Se llevó las temblorosas manos al cuello e intentó abrirse la camisa mientras sufría una gran convulsión. Parecía que los ojos se le iban a salir de las órbitas, y un hilo de sangre resbaló desde el lagrimal. También sangraba por los oídos y por la boca, abierta de par en par. McGruder llegó en su ayuda justo cuando Hubble se había puesto a chillar con un horrible sonido que parecía más propio de un animal que de un ser humano. Con el cuerpo cada vez más encogido, Hubble se llevó las manos al pecho, al estómago, a los hombros…, intentando tocar el dolor. Tenía los pantalones empapados en sangre, pues sus arterias taponadas estaban reventando y el líquido tenía que salir por alguna parte. Una mancha oscura comenzó a extenderse bajo su piel, y los músculos de su cuerpo se fueron contrayendo a medida que fallaban sus órganos vitales. El momento que tanto temía Hubble por fin había llegado: era la hora de su muerte.

Los gritos de dolor dieron paso a un alarido profundo y agudo que terminó bruscamente cuando un gran chorro de sangre le salió a presión por la boca y salpicó a sus secuaces más próximos. Igual que su vida, su muerte fue violenta, aterradora. Los que estábamos a su alrededor observábamos su agonía como hipnotizados, hasta que yo decidí que nadie, por muy retorcido o malvado que fuera, merecía una muerte así. Le disparé en la frente, y Hubble cayó al suelo sin emitir un solo sonido.

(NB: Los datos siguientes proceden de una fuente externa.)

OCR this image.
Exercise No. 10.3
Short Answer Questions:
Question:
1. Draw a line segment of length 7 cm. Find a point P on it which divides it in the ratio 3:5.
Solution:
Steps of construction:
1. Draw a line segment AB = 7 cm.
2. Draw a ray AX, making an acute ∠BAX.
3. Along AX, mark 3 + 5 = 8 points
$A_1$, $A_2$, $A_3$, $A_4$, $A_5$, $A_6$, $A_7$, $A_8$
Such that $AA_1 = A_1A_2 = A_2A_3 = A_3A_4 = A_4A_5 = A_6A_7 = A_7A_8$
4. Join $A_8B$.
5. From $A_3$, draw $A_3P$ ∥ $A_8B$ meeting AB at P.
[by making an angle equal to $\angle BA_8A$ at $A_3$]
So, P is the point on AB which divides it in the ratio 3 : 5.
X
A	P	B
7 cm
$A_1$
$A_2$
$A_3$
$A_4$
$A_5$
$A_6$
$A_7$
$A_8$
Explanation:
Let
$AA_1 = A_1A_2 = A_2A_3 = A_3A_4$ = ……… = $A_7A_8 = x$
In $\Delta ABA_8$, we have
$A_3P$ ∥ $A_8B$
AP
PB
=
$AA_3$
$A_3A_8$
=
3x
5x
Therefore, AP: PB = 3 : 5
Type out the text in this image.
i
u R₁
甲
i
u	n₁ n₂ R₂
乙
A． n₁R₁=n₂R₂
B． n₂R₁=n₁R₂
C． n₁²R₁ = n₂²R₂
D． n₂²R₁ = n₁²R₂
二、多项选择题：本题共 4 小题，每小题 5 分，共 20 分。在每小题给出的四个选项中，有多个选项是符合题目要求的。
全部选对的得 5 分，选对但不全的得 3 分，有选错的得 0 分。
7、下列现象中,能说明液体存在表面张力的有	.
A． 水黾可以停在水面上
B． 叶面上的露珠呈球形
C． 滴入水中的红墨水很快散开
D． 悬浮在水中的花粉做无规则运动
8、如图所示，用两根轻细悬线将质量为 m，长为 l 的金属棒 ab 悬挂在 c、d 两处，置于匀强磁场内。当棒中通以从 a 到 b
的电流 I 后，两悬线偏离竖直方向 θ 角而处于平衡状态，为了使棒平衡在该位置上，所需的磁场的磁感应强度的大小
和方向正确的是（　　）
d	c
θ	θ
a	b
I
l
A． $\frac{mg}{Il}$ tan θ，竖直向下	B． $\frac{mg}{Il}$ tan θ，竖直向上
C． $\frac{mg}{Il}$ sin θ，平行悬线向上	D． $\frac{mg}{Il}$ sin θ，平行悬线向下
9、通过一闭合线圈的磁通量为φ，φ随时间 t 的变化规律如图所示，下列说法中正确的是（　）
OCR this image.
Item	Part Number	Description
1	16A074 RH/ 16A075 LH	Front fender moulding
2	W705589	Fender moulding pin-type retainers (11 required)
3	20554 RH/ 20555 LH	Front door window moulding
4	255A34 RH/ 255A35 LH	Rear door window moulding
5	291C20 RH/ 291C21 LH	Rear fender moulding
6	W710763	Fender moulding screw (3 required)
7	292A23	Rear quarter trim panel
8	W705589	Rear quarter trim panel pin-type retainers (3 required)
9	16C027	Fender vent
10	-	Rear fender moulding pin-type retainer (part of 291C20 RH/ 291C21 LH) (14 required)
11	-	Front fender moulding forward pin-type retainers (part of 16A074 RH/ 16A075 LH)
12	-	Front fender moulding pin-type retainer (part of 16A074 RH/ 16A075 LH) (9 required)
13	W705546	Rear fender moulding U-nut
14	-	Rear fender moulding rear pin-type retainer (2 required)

Al morir Hubble, los acontecimientos se precipitaron. Yo intenté moverme todo lo rápido que pude para que no me arrastrasen consigo. Los Camisas Negras empezaron a gritar, y McGruder se dejó caer de rodillas junto al cuerpo ensangrentado de Hubble. Los primeros secuaces se abalanzaron hacia mí como posesos; creo que, de haberles dado la oportunidad, me habrían descuartizado ahí mismo con sus manos desnudas. Le propiné una patada en la cara al tipo de aspecto robusto al que le había aplastado la cara con la puerta. El Camisa Negra cayó de espaldas, arrastrando consigo a sus compañeros. Eso me dio el tiempo necesario para meter la mano izquierda en la bolsa de lona y sacar lo que necesitaba antes de rodear el puntal de hierro con el brazo derecho para tener un mejor ángulo de tiro. Apunté cuidadosamente y disparé tres veces seguidas contra el cadáver con uniforme azul que estaba sentado en la silla, rodeado de cajas.